Editor's note: This story is part of an ongoing series about new clergy leaders in the metro area.
The Rev. Ray Douglas said he has a healthy respect for the preachers who came before him.
Douglas, the new senior pastor of Greater Mount Olive Baptist Church, said the church's previous leader was one of his greatest mentors, and another well-known clergyman also gave him much guidance.
Douglas, 47, became the fourth senior pastor of Mount Olive, 1020 NE 42, in March after serving as an associate pastor from 2004-2011 and assistant pastor beginning in July 2011. The late Rev. A. Glenn Woodberry, the church's longtime pastor, died in September 2011 after serving in the position since 1984.
“I came to Mount Olive, and Pastor Woodberry sent me to a lot of places on his behalf,” Douglas said.
“He really embraced and cared about younger preachers. Oftentimes, preachers don't have time to mentor younger pastors.”
Before Woodberry, there was the Rev. J.A. Reed, senior pastor of Fairview Baptist Church, 1700 NE 7.
Douglas said he grew up at Fairview, and Reed baptized, mentored and ordained him into the ministry. He said he also served as Reed's assistant for several years.
As Douglas prepares for the church's 102nd anniversary celebration on Sunday — the first with him as pastor — he said he is grateful for the years he spent with the two older men and his time at Mount Olive before becoming its senior pastor.
“I think Mount Olive is the best church this side of heaven,” he said, smiling. “I think everybody should be at Mount Olive.”
Douglas and his wife of 22 years, Angela, have four adult children.
He said he grew up in church and can identify with many third- and fourth-generation Mount Olive members because of that.
He said the church, affiliated with the National Baptist Convention USA, is doing an excellent job drawing people for such things as midweek services. He said Mount Olive has a popular Wednesday night Bible study that draws several hundred people each week.
Douglas said one of his goals is to find new ways to connect with the unchurched.
“If we have 1,000, we need to look at how do we get to 1,500. That is my passion — to grow,” he said.
He said he thinks it's OK to use technology to get church news to the congregation and the community. He said as long as the Gospel message stays the same, congregations should look at the ways they share it with others.
Douglas said he recently visited a metro-area church that he had heard a lot about from people who had never gone there. The remarks about the other ministry were somewhat unflattering because their style was nontraditional.

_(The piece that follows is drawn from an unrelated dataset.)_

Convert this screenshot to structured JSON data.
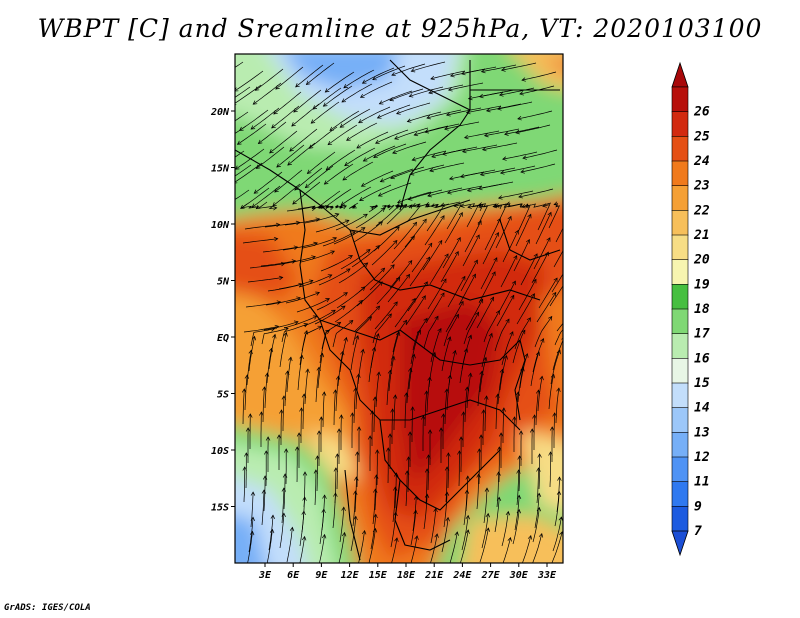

Douglas said he decided to see for himself.
“We can't despise what someone else is doing with their methods as long as their message is essential, and that message is there is one God, and He loves us so much that He sent His son to die for us,” he said.
Douglas said Mount Olive's leaders, particularly Woodberry, were always forward thinking and looking for ways to aid the community. He said the church is considering developing property for a doctor's office complex because few doctors are on the city's northeast side.
He said his congregation is willing to make changes that result in progress.
“It's been a great church with great leadership, and I realize that it's not just a pastor, but it's the people. If I could, I would wear a button that says, ‘I heart Greater Mount Olive.' It's just that awesome.”